The idea that household appliances need Internet-connected capabilities has always seemed over the top. Take the example of Samsung’s infamous “smart fridge.” Debuted at the 2011 International Consumer Electronics Show, its RF4289 model came with an LCD screen above the ice dispenser that allowed you read the news and send tweets. At the unveiling a Samsung executive explained why they chose those features, and without a hint of irony, he asked, “Are you going to watch YouTube on your refrigerator? … That’s what the TV is for.”
Like many “smart” appliances of the time it was just frivolous extravagance marketed as innovation. But after three years and a $3.2 billion acquisition by Google, the “connected-home” is starting to generate a lot of excitement again. With the success of Nest Labs, hardware entrepreneurs and large corporations alike are dreaming up new plans to blanket your home in sensors.

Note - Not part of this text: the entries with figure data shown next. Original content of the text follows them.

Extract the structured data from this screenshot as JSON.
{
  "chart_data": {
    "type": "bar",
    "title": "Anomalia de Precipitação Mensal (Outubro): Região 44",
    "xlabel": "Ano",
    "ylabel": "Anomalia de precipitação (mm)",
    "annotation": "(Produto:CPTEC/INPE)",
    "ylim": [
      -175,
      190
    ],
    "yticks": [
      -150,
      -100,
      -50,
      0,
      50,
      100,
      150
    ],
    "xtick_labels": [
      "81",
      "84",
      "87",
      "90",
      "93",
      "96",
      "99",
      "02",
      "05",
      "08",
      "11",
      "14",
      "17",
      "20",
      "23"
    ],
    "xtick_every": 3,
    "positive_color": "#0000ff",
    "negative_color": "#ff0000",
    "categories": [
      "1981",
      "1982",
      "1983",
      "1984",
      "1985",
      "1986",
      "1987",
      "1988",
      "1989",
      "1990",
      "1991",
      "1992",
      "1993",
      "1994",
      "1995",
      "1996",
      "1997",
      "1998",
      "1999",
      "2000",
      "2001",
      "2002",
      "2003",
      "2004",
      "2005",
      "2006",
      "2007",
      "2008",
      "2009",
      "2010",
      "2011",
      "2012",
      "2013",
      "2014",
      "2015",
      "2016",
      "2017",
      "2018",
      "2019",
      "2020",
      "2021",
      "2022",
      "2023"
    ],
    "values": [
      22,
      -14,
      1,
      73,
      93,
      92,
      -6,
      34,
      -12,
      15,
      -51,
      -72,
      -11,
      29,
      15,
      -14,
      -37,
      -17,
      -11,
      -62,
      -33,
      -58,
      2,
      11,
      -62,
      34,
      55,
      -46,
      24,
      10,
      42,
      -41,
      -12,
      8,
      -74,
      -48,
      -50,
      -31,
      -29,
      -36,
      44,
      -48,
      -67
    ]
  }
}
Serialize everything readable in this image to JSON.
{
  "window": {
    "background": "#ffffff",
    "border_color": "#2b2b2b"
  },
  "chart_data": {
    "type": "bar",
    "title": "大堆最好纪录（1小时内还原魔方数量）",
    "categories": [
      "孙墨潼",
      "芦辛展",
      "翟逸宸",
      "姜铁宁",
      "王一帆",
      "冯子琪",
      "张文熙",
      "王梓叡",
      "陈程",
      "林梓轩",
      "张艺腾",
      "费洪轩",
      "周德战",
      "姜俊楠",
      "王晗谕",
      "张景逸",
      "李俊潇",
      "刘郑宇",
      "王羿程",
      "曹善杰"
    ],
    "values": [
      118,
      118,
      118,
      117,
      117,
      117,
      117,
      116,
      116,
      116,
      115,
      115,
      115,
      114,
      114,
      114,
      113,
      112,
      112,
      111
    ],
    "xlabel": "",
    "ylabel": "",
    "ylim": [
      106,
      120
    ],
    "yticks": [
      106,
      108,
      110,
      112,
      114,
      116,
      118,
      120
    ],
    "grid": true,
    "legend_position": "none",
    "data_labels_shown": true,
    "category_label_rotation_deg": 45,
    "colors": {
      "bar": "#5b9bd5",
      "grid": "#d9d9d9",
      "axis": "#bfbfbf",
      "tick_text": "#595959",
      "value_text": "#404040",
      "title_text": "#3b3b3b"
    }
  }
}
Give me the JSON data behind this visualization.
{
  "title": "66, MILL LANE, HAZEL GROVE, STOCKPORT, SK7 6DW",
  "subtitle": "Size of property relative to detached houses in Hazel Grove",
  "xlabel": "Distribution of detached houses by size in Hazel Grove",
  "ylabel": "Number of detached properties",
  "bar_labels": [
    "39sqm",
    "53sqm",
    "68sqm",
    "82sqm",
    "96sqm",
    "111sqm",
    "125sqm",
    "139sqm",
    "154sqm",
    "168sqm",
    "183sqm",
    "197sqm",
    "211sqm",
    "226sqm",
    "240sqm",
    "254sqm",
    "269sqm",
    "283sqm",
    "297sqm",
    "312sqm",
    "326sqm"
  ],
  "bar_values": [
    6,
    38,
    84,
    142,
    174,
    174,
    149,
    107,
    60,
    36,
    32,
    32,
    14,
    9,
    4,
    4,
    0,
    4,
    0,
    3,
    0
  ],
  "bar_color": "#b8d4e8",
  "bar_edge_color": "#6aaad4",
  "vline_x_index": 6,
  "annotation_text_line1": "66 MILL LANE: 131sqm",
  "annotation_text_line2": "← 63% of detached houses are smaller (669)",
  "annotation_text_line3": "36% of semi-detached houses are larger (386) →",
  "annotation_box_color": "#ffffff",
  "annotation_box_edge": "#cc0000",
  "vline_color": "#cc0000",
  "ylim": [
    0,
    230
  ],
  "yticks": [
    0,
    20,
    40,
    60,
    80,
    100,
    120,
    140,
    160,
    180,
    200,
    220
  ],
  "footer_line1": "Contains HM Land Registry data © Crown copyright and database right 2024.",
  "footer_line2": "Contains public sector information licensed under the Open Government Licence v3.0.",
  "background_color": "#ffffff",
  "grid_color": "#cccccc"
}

The products are finally becoming practical. However, before these technologies become mainstream the industry will need to address a major issue: Can they convince consumers that these devices are secure and non-invasive?
Three days after the news about Nest Labs reports emerged that researchers had discovered the first large-scale cyber attack involving the “Internet of things.” In this case, Internet-connected televisions, speakers, routers — and at least one fridge — were used to send hundreds of thousands of malicious e-mails. Like news in the past that U.S. Chamber of Commerce had its thermostat compromised by hackers in China, or that a Forbes editor was able to hack into the home automation systems of complete strangers, the attack served as yet another reminder that there are consequences to bringing computer vulnerabilities into every corner of the physical world.
Cyber-security expert Bruce Schneier thinks we have reached a crisis point with embedded systems. He wrote, “The industries producing these devices are even less capable of fixing the problem than the PC and software industries were.” Many of these products simply aren’t designed with security in mind, and many of the companies involved aren’t ready to acknowledge the scope of the problem. A couple in Texas who recently had their Internet-connected baby monitor hacked had to complain to the media before the manufacturer would take the vulnerability seriously enough.
To their credit, it seems that some in the industry are finally taking these problems more seriously; there are several corporate efforts underway to address these issues. But the real turning point could be the competitive pressure added by Google joining the fray. The technology giant can shift the focus of a conversation like few others can. Google can apply their security team’s talent and scale in a way that companies like Comcast CMCSA +0.5% or Honeywell are just not able to.
For some entrepreneurs in the field Google’s entrance is a welcome development. Divya Sornaraja is the founder of Pith Inc; her company has recently developed an add-on for chairs that helps people to improve their posture by gathering information about how they are sitting and alerting them when they are at risk of back pain. When they’re on, her devices take in a continuous stream of sensor data, even though only a small subset of it is needed for analysis.
Although security challenges have not become a major issue yet, she is trying to be responsible by getting ahead of the problem and being direct with users about what information is collected. She explained, “we definitely would want to do more about it, but given a startup’s bandwidth, we are doing all within our potential to give the best privacy for our users.” If Google were to set standards and take the lead, it could give her team guidance on how to handle these issues. Most people are just curious about how her product works — but she’s being asked more frequently about whether the device can reveal to a boss or anyone else when somebody was sitting at their desk.
Regulation protecting consumers may be productive down the line but right now it is far too early for that. The industry should take the lead in empowering their users. Entrepreneur Limor Fried laid out a sensible proposal in The New York Times for an Internet of things “bill of rights” centered around openness, data ownership, privacy, and being able to delete the information these devices collect. If the industry can credibly establish trust, we can see if these devices will really live up to the potential of making our homes safer and more efficient.